If that sounds like a lot to ask of a guitar, take a look at the guitars and see the story of injustice, suffering and community silence contained in them, along with the joy, playfulness and harmony that Vines brings to his art. His guitars blur the lines between music and visual art, two powerful traditions used by generations of African American artists to tell their stories. 

“There’s really something about his work that’s more visual art than it is music,” said Boone. “Some of his guitars are not even playable. He doesn’t always string them. There’s not even always a neck on the guitar. Sometimes they’re just bodies. They can be in any stage that he might get to and feel like it’s done. I think it’s interesting how his work sort of falls in the middle of those things. The guitar maybe is a connection between those two southern African American traditions, between the visual art and the music. I think his work is sort of bringing those together.” 
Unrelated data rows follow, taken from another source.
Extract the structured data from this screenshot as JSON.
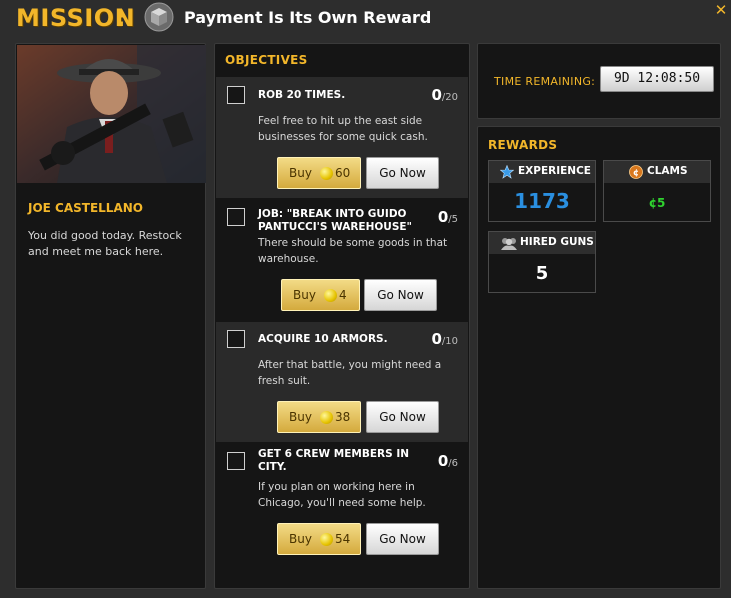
{
  "header": {
    "mission_word": "MISSION",
    "colon": ":",
    "title": "Payment Is Its Own Reward",
    "close_glyph": "✕"
  },
  "npc": {
    "name": "JOE CASTELLANO",
    "message": "You did good today. Restock and meet me back here."
  },
  "objectives": {
    "title": "OBJECTIVES",
    "buy_label": "Buy",
    "go_label": "Go Now",
    "items": [
      {
        "name": "ROB 20 TIMES.",
        "current": "0",
        "total": "/20",
        "desc": "Feel free to hit up the east side businesses for some quick cash.",
        "cost": "60"
      },
      {
        "name": "JOB: \"BREAK INTO GUIDO PANTUCCI'S WAREHOUSE\"",
        "current": "0",
        "total": "/5",
        "desc": "There should be some goods in that warehouse.",
        "cost": "4"
      },
      {
        "name": "ACQUIRE 10 ARMORS.",
        "current": "0",
        "total": "/10",
        "desc": "After that battle, you might need a fresh suit.",
        "cost": "38"
      },
      {
        "name": "GET 6 CREW MEMBERS IN CITY.",
        "current": "0",
        "total": "/6",
        "desc": "If you plan on working here in Chicago, you'll need some help.",
        "cost": "54"
      }
    ]
  },
  "timer": {
    "label": "TIME REMAINING:",
    "value": "9D 12:08:50"
  },
  "rewards": {
    "title": "REWARDS",
    "experience": {
      "label": "EXPERIENCE",
      "value": "1173",
      "color": "#2a8fe0",
      "icon": "star-icon"
    },
    "clams": {
      "label": "CLAMS",
      "value": "¢5",
      "color": "#2fd22f",
      "icon": "clam-icon"
    },
    "hired_guns": {
      "label": "HIRED GUNS",
      "value": "5",
      "color": "#ffffff",
      "icon": "hired-guns-icon"
    }
  },
  "colors": {
    "accent": "#f2b62a",
    "panel_bg": "#151515",
    "row_alt": "#2a2a2a"
  }
}
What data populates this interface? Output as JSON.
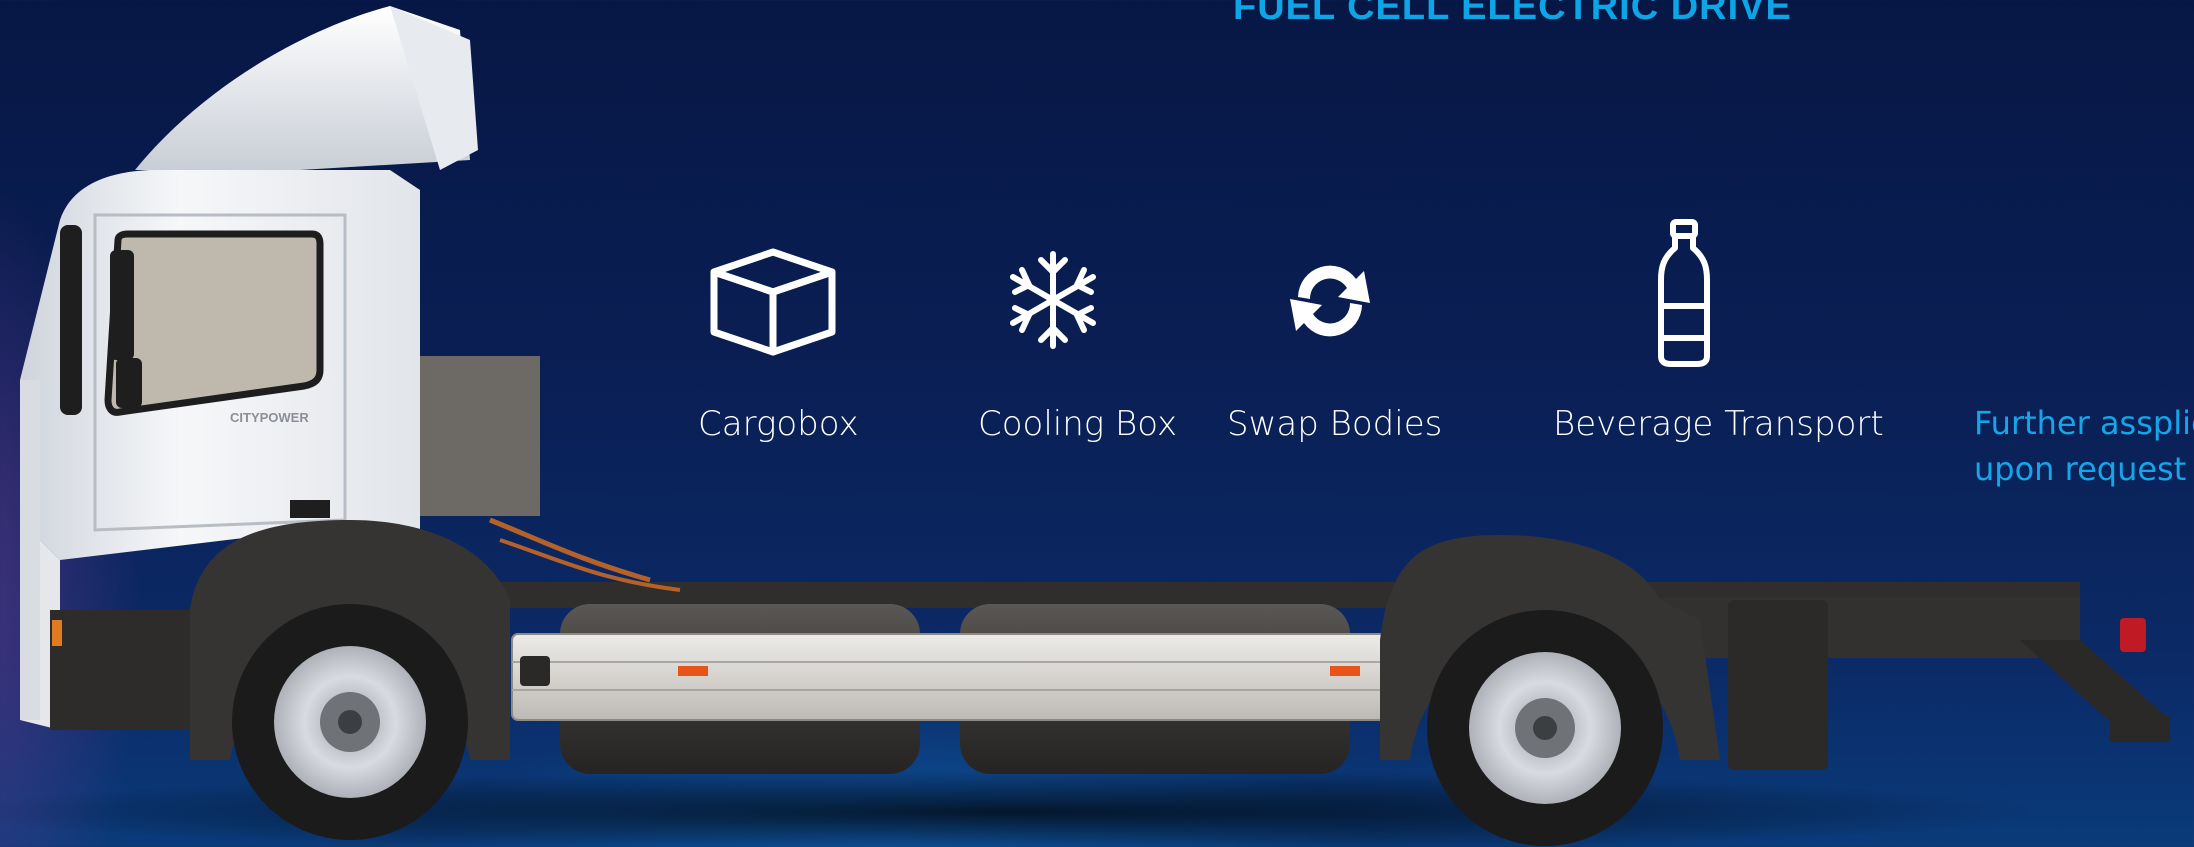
{
  "headline": "FUEL CELL ELECTRIC DRIVE",
  "applications": [
    {
      "label": "Cargobox",
      "icon": "box-icon"
    },
    {
      "label": "Cooling Box",
      "icon": "snowflake-icon"
    },
    {
      "label": "Swap Bodies",
      "icon": "swap-arrows-icon"
    },
    {
      "label": "Beverage Transport",
      "icon": "bottle-icon"
    }
  ],
  "further": {
    "line1": "Further assplic",
    "line2": "upon request"
  },
  "truck": {
    "cab_badge": "CITYPOWER"
  },
  "colors": {
    "accent": "#0ea5e6",
    "background": "#0a1f55"
  }
}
Boone had the opportunity to play some of the guitars when he first met Vines, and he wrote about the experience for the Music Maker Relief Foundation’s blog. “They sounded cool. They were raw. There were certain things that you could play on them and it sounded great, that really had a character,” said Boone. “But if you were like a super guitar nerd guy, if you were all about technical perfection, this is probably not the guitar you want to play. They really had a unique character. And there’s a rawness, a grittiness. The sound of the guitars reminded me a lot of the man himself. You could definitely feel his personality coming through.”

The exhibition, Freeman Vines: Hanging Tree Guitars, premiered in July at the Greenville Museum of Art in Greenville, NC, and will remain there until January 9, 2020. It will travel to the Southeastern Center for Contemporary Art in Winston-Salem, NC opening on June 9. You can also visit it virtually through the Hanging Tree Guitars website, where you can hear from Freeman Vines himself, see the guitars, and read Will Boone’s essays for cultural and historical background for these artworks.